In the first act, Peter (J.D. Lloyd), a bland textbook editor, tries to read a boring textbook while his wife Ann (Teri Lazzara), an understimulated housewife, natters and provokes him. Despite the somewhat clichéd setup of intimates who hardly know each other, Lloyd and Lazzara’s performances feel real and the dialogue spontaneous. Straight man Peter is passive and generic, speaking only when prodded and disappearing behind his eyeglasses. His distraction and unreachability soon feel like cruelty. Lazzara’s delicate features and bottle-blond ponytail disguise a restless intelligence that veers toward being patronizing in its effort not to wound.
Domestic marriage, it becomes clear, is the real zoo story. The home is a cage where couplings are random and forced, though (to Ann’s chagrin) not forceful. With effort, Ann and Peter are able to stir up a bit of pandemonium imagining a tornado, but their habits and temperaments compel them to tidy up immediately afterwards, and the toll this obligatory servicing of the relationship takes drives Peter out to Central Park to read.
Sitting on his customary bench, Peter is approached by another literary cliché, “the weird guy,” here known as Jerry (Alexander Samuels). Jerry just came from the zoo, and is eager to talk. He spews stories and philosophy, and draws Peter out of himself in ways one wouldn’t have imagined possible. Samuels’ Jerry is manic, unpredictable, dangerous, and charming. There’s an unspoken homoerotic vibe between him and Peter, who have both unsuccessfully sought meaningful connection elsewhere. Jerry is all about feeling and reacting, where Peter is all about stifling reaction. The addition of the first act thus provides a plausible explanation of why Peter engages to the degree he does with a crazy, potentially dangerous indigent.

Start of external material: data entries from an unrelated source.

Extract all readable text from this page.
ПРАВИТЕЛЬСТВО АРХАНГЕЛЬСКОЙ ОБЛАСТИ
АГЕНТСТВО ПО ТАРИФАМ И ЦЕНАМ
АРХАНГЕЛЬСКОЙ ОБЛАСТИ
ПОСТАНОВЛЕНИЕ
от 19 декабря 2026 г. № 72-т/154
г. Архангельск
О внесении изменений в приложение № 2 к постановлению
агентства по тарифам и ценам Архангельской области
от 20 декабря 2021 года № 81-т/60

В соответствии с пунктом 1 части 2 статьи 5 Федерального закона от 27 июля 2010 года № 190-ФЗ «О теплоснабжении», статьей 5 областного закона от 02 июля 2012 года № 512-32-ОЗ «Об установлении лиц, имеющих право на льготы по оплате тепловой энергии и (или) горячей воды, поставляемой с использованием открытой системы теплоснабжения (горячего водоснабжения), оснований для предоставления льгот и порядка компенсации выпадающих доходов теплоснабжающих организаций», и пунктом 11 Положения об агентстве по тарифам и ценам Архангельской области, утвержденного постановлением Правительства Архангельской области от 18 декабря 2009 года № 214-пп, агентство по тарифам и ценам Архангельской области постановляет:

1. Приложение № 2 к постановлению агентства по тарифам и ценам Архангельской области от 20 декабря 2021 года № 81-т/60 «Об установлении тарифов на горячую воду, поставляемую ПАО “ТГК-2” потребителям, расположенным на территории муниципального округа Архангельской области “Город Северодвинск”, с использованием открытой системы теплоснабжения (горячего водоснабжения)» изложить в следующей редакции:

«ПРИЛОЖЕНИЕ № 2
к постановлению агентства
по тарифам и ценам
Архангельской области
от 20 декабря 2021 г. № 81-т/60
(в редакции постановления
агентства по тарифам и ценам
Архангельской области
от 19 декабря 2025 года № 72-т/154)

Director Mary Machala, hot from directing Book-It’s hilarious adaptation of A Confederacy of Dunces, harnesses every bit of horsepower in this rebuild. But compared with Albee’s later work, which pushed much further and deeper into similar themes, At Home at the Zoo seems tame and two-dimensional, reminiscent of a series of New Yorker cartoons. Despite some updating of details (like Peter’s salary) in the park scene, there’s a tonal disconnect between the recently fashioned first act, which includes fairly frank references to sex and anatomy, and the quainter second act, dominated by Jerry’s long-winded tales. The ending is as disturbing as ever, though not more so for our new knowledge of Peter’s home life.